Emotion dysregulation, understood as a critical transdiagnostic factor in the etiology and maintenance of psychopathology, is among the most common reasons youth are referred for psychiatric care. The present systematic review examined 2 decades of questionnaires used to assess emotion (dys)regulation in youth.
Using “emotion (dys)regulation,” PsycINFO, PubMed, and Web of Science were searched for empirical, peer-reviewed journal studies published before May 2021 in clinical and/or nonclinical youth. A total of 510 studies met selection criteria and were included.
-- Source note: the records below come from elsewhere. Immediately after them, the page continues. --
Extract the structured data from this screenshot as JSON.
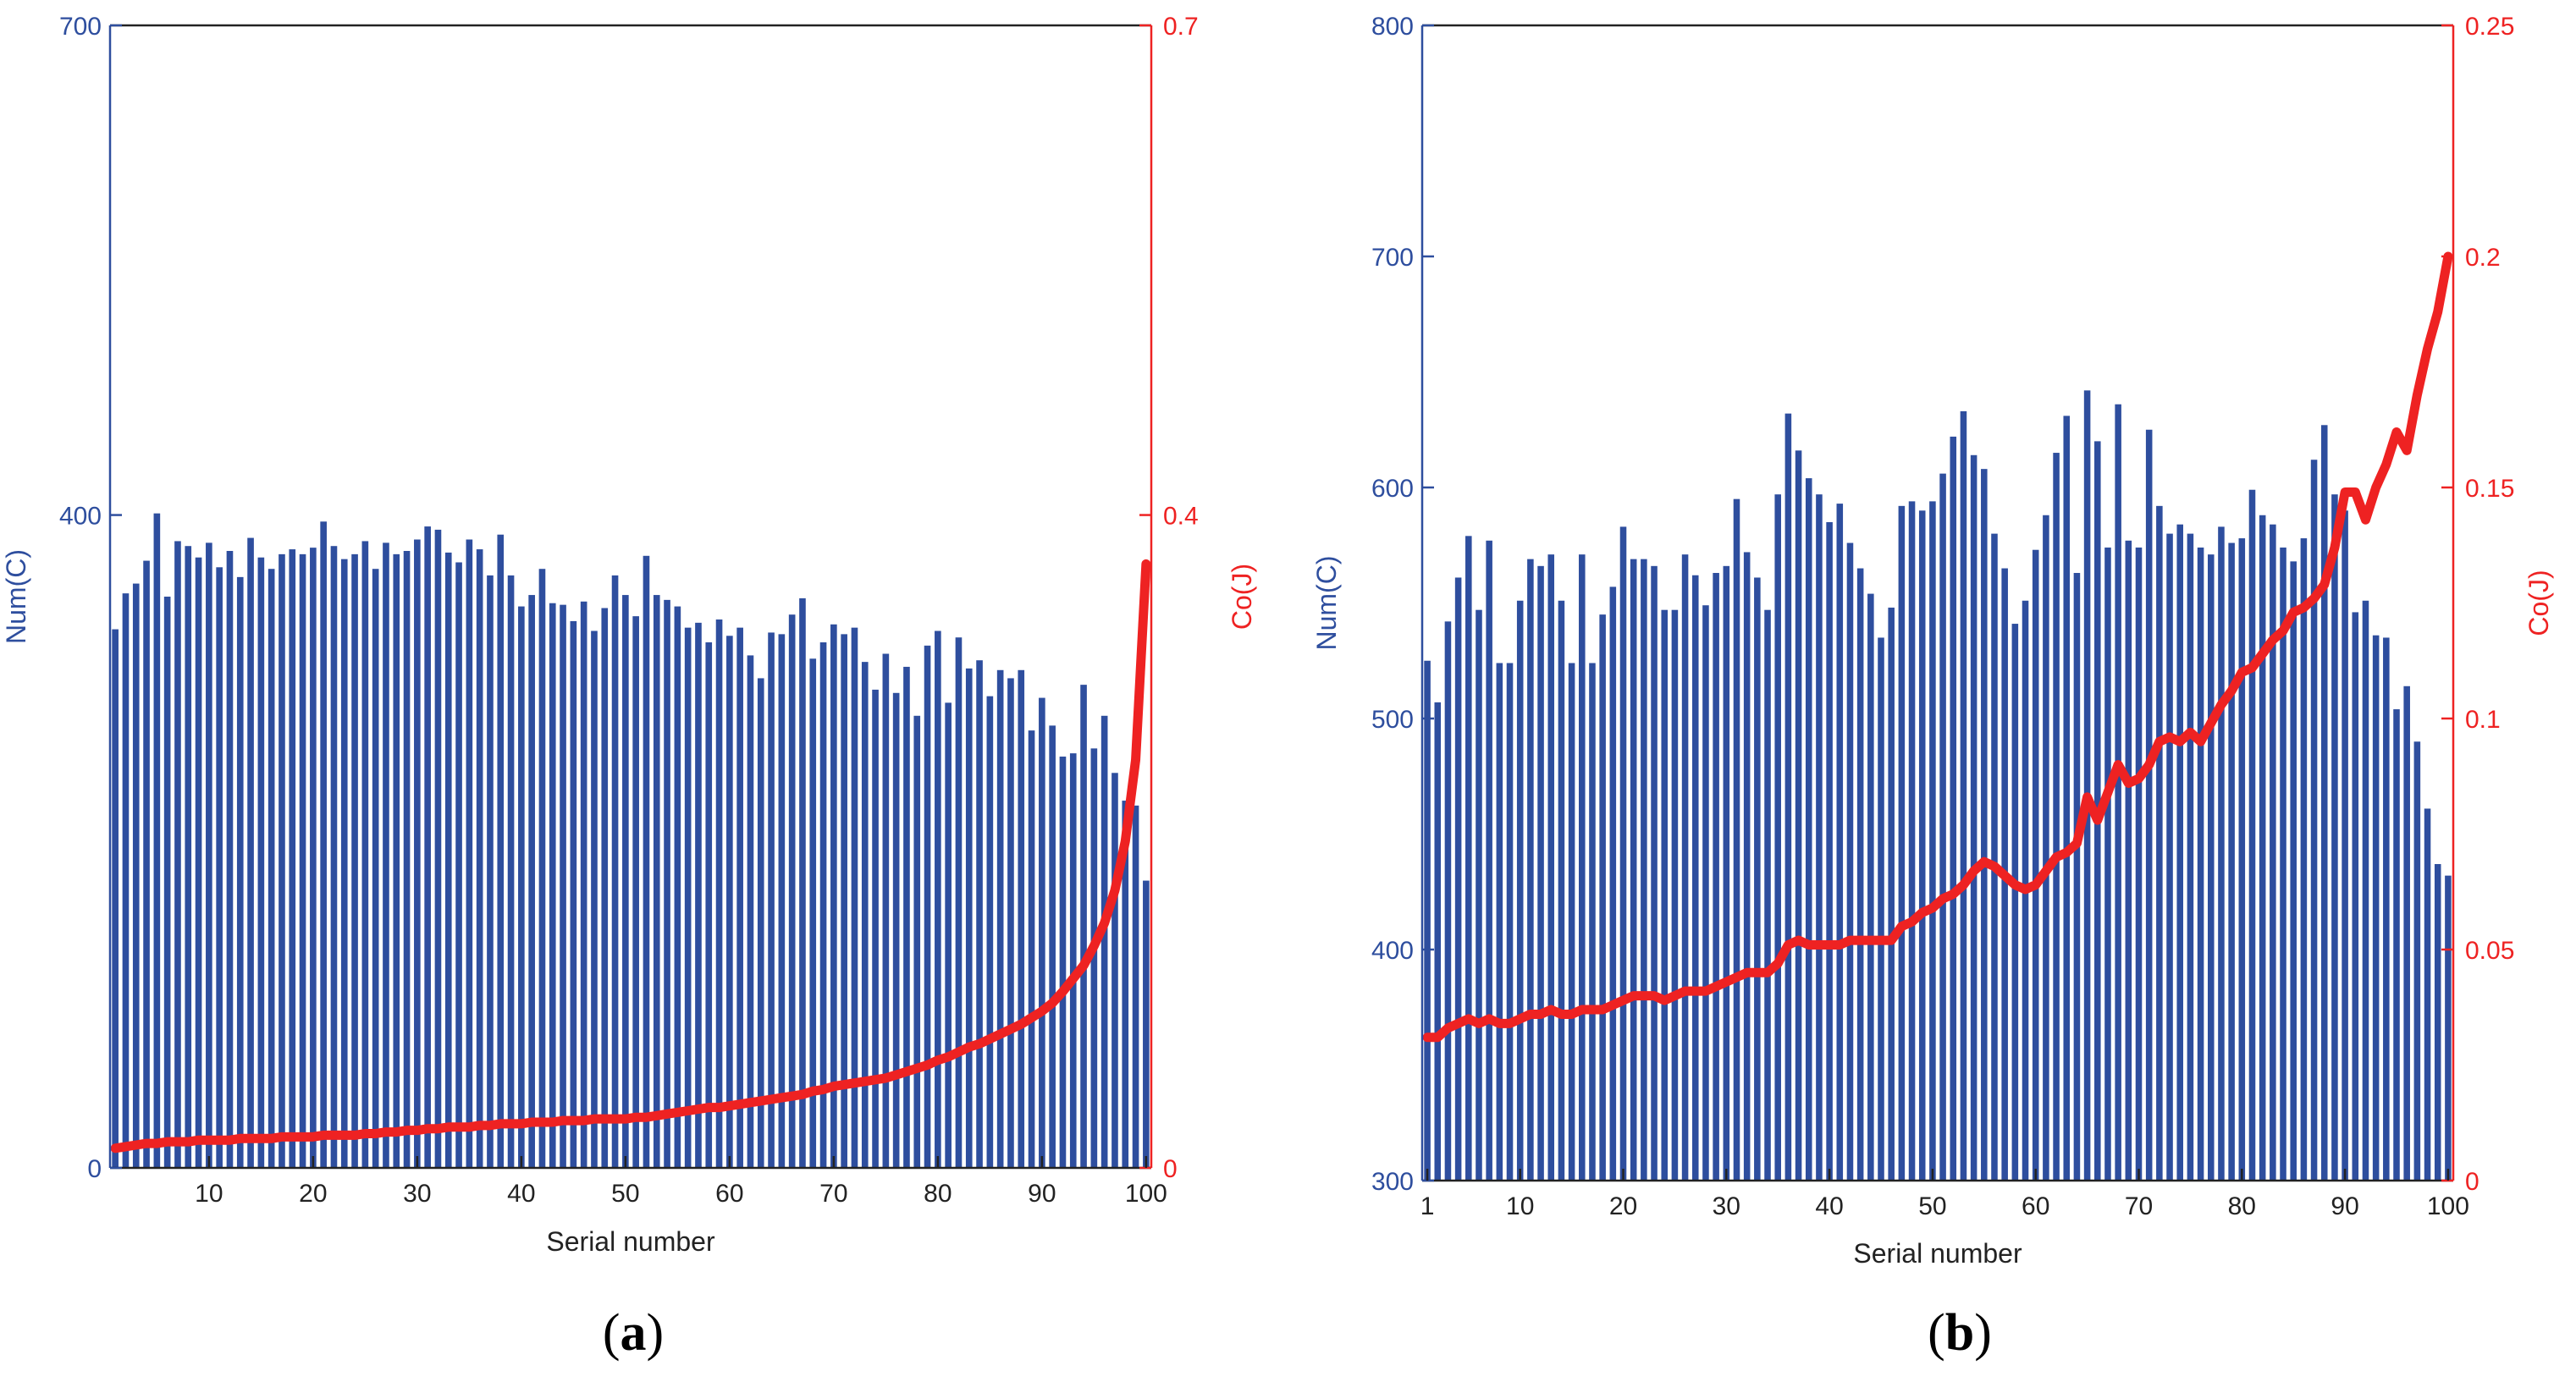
{
  "colors": {
    "bars": "#2E4E9E",
    "line": "#EE2222",
    "left_axis": "#2E4E9E",
    "right_axis": "#EE2222",
    "text": "#222222"
  },
  "panels": [
    {
      "label_open": "(",
      "label_letter": "a",
      "label_close": ")"
    },
    {
      "label_open": "(",
      "label_letter": "b",
      "label_close": ")"
    }
  ],
  "chart_data": [
    {
      "type": "bar",
      "panel": "a",
      "xlabel": "Serial number",
      "ylabel": "Num(C)",
      "y2label": "Co(J)",
      "xlim": [
        1,
        100
      ],
      "ylim": [
        0,
        700
      ],
      "y2lim": [
        0,
        0.7
      ],
      "xticks": [
        10,
        20,
        30,
        40,
        50,
        60,
        70,
        80,
        90,
        100
      ],
      "xtick_labels": [
        "10",
        "20",
        "30",
        "40",
        "50",
        "60",
        "70",
        "80",
        "90",
        "100"
      ],
      "yticks": [
        0,
        400,
        700
      ],
      "ytick_labels": [
        "0",
        "400",
        "700"
      ],
      "y2ticks": [
        0,
        0.4,
        0.7
      ],
      "y2tick_labels": [
        "0",
        "0.4",
        "0.7"
      ],
      "grid": false,
      "x": [
        1,
        2,
        3,
        4,
        5,
        6,
        7,
        8,
        9,
        10,
        11,
        12,
        13,
        14,
        15,
        16,
        17,
        18,
        19,
        20,
        21,
        22,
        23,
        24,
        25,
        26,
        27,
        28,
        29,
        30,
        31,
        32,
        33,
        34,
        35,
        36,
        37,
        38,
        39,
        40,
        41,
        42,
        43,
        44,
        45,
        46,
        47,
        48,
        49,
        50,
        51,
        52,
        53,
        54,
        55,
        56,
        57,
        58,
        59,
        60,
        61,
        62,
        63,
        64,
        65,
        66,
        67,
        68,
        69,
        70,
        71,
        72,
        73,
        74,
        75,
        76,
        77,
        78,
        79,
        80,
        81,
        82,
        83,
        84,
        85,
        86,
        87,
        88,
        89,
        90,
        91,
        92,
        93,
        94,
        95,
        96,
        97,
        98,
        99,
        100
      ],
      "series": [
        {
          "name": "Num(C)",
          "type": "bar",
          "axis": "left",
          "values": [
            330,
            352,
            358,
            372,
            401,
            350,
            384,
            381,
            374,
            383,
            368,
            378,
            362,
            386,
            374,
            367,
            376,
            379,
            376,
            380,
            396,
            381,
            373,
            376,
            384,
            367,
            383,
            376,
            378,
            385,
            393,
            391,
            377,
            371,
            385,
            379,
            363,
            388,
            363,
            344,
            351,
            367,
            346,
            345,
            335,
            347,
            329,
            343,
            363,
            351,
            338,
            375,
            351,
            348,
            344,
            331,
            334,
            322,
            336,
            326,
            331,
            314,
            300,
            328,
            327,
            339,
            349,
            312,
            322,
            333,
            327,
            331,
            310,
            293,
            315,
            291,
            307,
            277,
            320,
            329,
            285,
            325,
            306,
            311,
            289,
            305,
            300,
            305,
            268,
            288,
            271,
            252,
            254,
            296,
            257,
            277,
            242,
            225,
            222,
            176
          ]
        },
        {
          "name": "Co(J)",
          "type": "line",
          "axis": "right",
          "values": [
            0.012,
            0.013,
            0.014,
            0.015,
            0.015,
            0.016,
            0.016,
            0.016,
            0.017,
            0.017,
            0.017,
            0.017,
            0.018,
            0.018,
            0.018,
            0.018,
            0.019,
            0.019,
            0.019,
            0.019,
            0.02,
            0.02,
            0.02,
            0.02,
            0.021,
            0.021,
            0.022,
            0.022,
            0.023,
            0.023,
            0.024,
            0.024,
            0.025,
            0.025,
            0.025,
            0.026,
            0.026,
            0.027,
            0.027,
            0.027,
            0.028,
            0.028,
            0.028,
            0.029,
            0.029,
            0.029,
            0.03,
            0.03,
            0.03,
            0.03,
            0.031,
            0.031,
            0.032,
            0.033,
            0.034,
            0.035,
            0.036,
            0.037,
            0.037,
            0.038,
            0.039,
            0.04,
            0.041,
            0.042,
            0.043,
            0.044,
            0.045,
            0.047,
            0.048,
            0.05,
            0.051,
            0.052,
            0.053,
            0.054,
            0.055,
            0.057,
            0.059,
            0.061,
            0.063,
            0.066,
            0.068,
            0.071,
            0.074,
            0.076,
            0.079,
            0.082,
            0.085,
            0.088,
            0.092,
            0.096,
            0.101,
            0.108,
            0.116,
            0.124,
            0.136,
            0.15,
            0.17,
            0.2,
            0.25,
            0.37
          ]
        }
      ]
    },
    {
      "type": "bar",
      "panel": "b",
      "xlabel": "Serial number",
      "ylabel": "Num(C)",
      "y2label": "Co(J)",
      "xlim": [
        1,
        100
      ],
      "ylim": [
        300,
        800
      ],
      "y2lim": [
        0,
        0.25
      ],
      "xticks": [
        1,
        10,
        20,
        30,
        40,
        50,
        60,
        70,
        80,
        90,
        100
      ],
      "xtick_labels": [
        "1",
        "10",
        "20",
        "30",
        "40",
        "50",
        "60",
        "70",
        "80",
        "90",
        "100"
      ],
      "yticks": [
        300,
        400,
        500,
        600,
        700,
        800
      ],
      "ytick_labels": [
        "300",
        "400",
        "500",
        "600",
        "700",
        "800"
      ],
      "y2ticks": [
        0,
        0.05,
        0.1,
        0.15,
        0.2,
        0.25
      ],
      "y2tick_labels": [
        "0",
        "0.05",
        "0.1",
        "0.15",
        "0.2",
        "0.25"
      ],
      "grid": false,
      "x": [
        1,
        2,
        3,
        4,
        5,
        6,
        7,
        8,
        9,
        10,
        11,
        12,
        13,
        14,
        15,
        16,
        17,
        18,
        19,
        20,
        21,
        22,
        23,
        24,
        25,
        26,
        27,
        28,
        29,
        30,
        31,
        32,
        33,
        34,
        35,
        36,
        37,
        38,
        39,
        40,
        41,
        42,
        43,
        44,
        45,
        46,
        47,
        48,
        49,
        50,
        51,
        52,
        53,
        54,
        55,
        56,
        57,
        58,
        59,
        60,
        61,
        62,
        63,
        64,
        65,
        66,
        67,
        68,
        69,
        70,
        71,
        72,
        73,
        74,
        75,
        76,
        77,
        78,
        79,
        80,
        81,
        82,
        83,
        84,
        85,
        86,
        87,
        88,
        89,
        90,
        91,
        92,
        93,
        94,
        95,
        96,
        97,
        98,
        99,
        100
      ],
      "series": [
        {
          "name": "Num(C)",
          "type": "bar",
          "axis": "left",
          "values": [
            525,
            507,
            542,
            561,
            579,
            547,
            577,
            524,
            524,
            551,
            569,
            566,
            571,
            551,
            524,
            571,
            524,
            545,
            557,
            583,
            569,
            569,
            566,
            547,
            547,
            571,
            562,
            549,
            563,
            566,
            595,
            572,
            561,
            547,
            597,
            632,
            616,
            604,
            597,
            585,
            593,
            576,
            565,
            554,
            535,
            548,
            592,
            594,
            590,
            594,
            606,
            622,
            633,
            614,
            608,
            580,
            565,
            541,
            551,
            573,
            588,
            615,
            631,
            563,
            642,
            620,
            574,
            636,
            577,
            574,
            625,
            592,
            580,
            584,
            580,
            574,
            571,
            583,
            576,
            578,
            599,
            588,
            584,
            574,
            568,
            578,
            612,
            627,
            597,
            590,
            546,
            551,
            536,
            535,
            504,
            514,
            490,
            461,
            437,
            432
          ]
        },
        {
          "name": "Co(J)",
          "type": "line",
          "axis": "right",
          "values": [
            0.031,
            0.031,
            0.033,
            0.034,
            0.035,
            0.034,
            0.035,
            0.034,
            0.034,
            0.035,
            0.036,
            0.036,
            0.037,
            0.036,
            0.036,
            0.037,
            0.037,
            0.037,
            0.038,
            0.039,
            0.04,
            0.04,
            0.04,
            0.039,
            0.04,
            0.041,
            0.041,
            0.041,
            0.042,
            0.043,
            0.044,
            0.045,
            0.045,
            0.045,
            0.047,
            0.051,
            0.052,
            0.051,
            0.051,
            0.051,
            0.051,
            0.052,
            0.052,
            0.052,
            0.052,
            0.052,
            0.055,
            0.056,
            0.058,
            0.059,
            0.061,
            0.062,
            0.064,
            0.067,
            0.069,
            0.068,
            0.066,
            0.064,
            0.063,
            0.064,
            0.067,
            0.07,
            0.071,
            0.073,
            0.083,
            0.078,
            0.084,
            0.09,
            0.086,
            0.087,
            0.09,
            0.095,
            0.096,
            0.095,
            0.097,
            0.095,
            0.099,
            0.103,
            0.106,
            0.11,
            0.111,
            0.114,
            0.117,
            0.119,
            0.123,
            0.124,
            0.126,
            0.129,
            0.137,
            0.149,
            0.149,
            0.143,
            0.15,
            0.155,
            0.162,
            0.158,
            0.17,
            0.18,
            0.188,
            0.2
          ]
        }
      ]
    }
  ]
}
Across the literature, 115 distinct self-, parent-, or other informant–reported measures of emotion (dys)regulation were used in cross-sectional (67.1%), longitudinal (22.4%), intervention (9.0%), and mixed design (1.6%) studies. Out of 115 different questionnaires, a subset of 5 measures of emotion (dys)regulation were used in most of the literature (ie, 59.6% of studies). Moreover, reviewed studies examined emotion (dys)regulation in more than 20 distinct clinical groups, further supporting emotion dysregulation as a transdiagnostic construct.
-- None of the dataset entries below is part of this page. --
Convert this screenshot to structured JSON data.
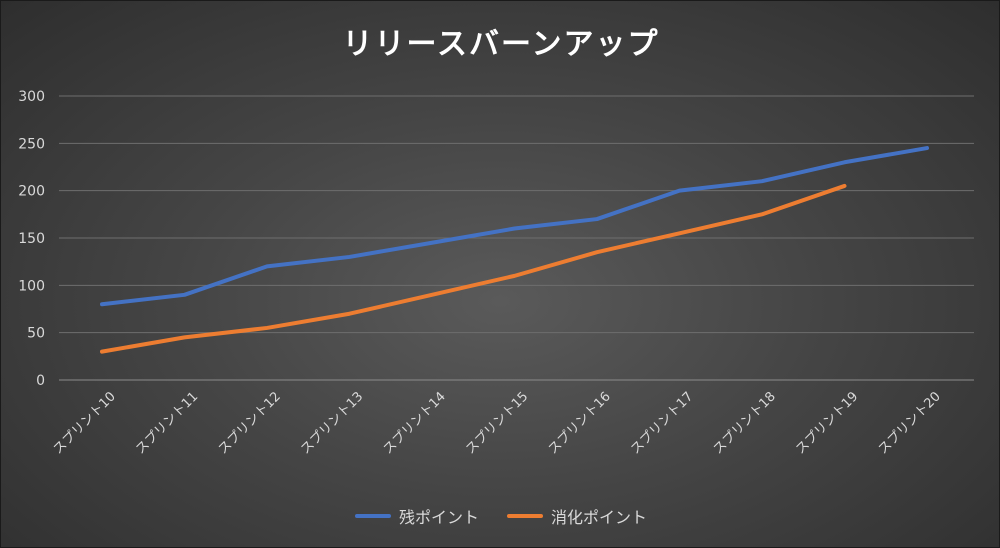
{
  "chart_data": {
    "type": "line",
    "title": "リリースバーンアップ",
    "categories": [
      "スプリント10",
      "スプリント11",
      "スプリント12",
      "スプリント13",
      "スプリント14",
      "スプリント15",
      "スプリント16",
      "スプリント17",
      "スプリント18",
      "スプリント19",
      "スプリント20"
    ],
    "series": [
      {
        "name": "残ポイント",
        "color": "#4472c4",
        "values": [
          80,
          90,
          120,
          130,
          145,
          160,
          170,
          200,
          210,
          230,
          245
        ]
      },
      {
        "name": "消化ポイント",
        "color": "#ed7d31",
        "values": [
          30,
          45,
          55,
          70,
          90,
          110,
          135,
          155,
          175,
          205,
          null
        ]
      }
    ],
    "yticks": [
      "0",
      "50",
      "100",
      "150",
      "200",
      "250",
      "300"
    ],
    "ylim": [
      0,
      300
    ],
    "grid": true,
    "legend_position": "bottom"
  }
}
Numerous themes emerged. Broadly, measures differed in their ability to capture internal vs external components of emotion dysregulation, the use of adaptive vs maladaptive responses, and subjective experiences more broadly vs particular affective states. These findings serve to guide researchers and clinicians in selecting appropriate measurement tools for assessing specific domains of child and adolescent emotion dysregulation.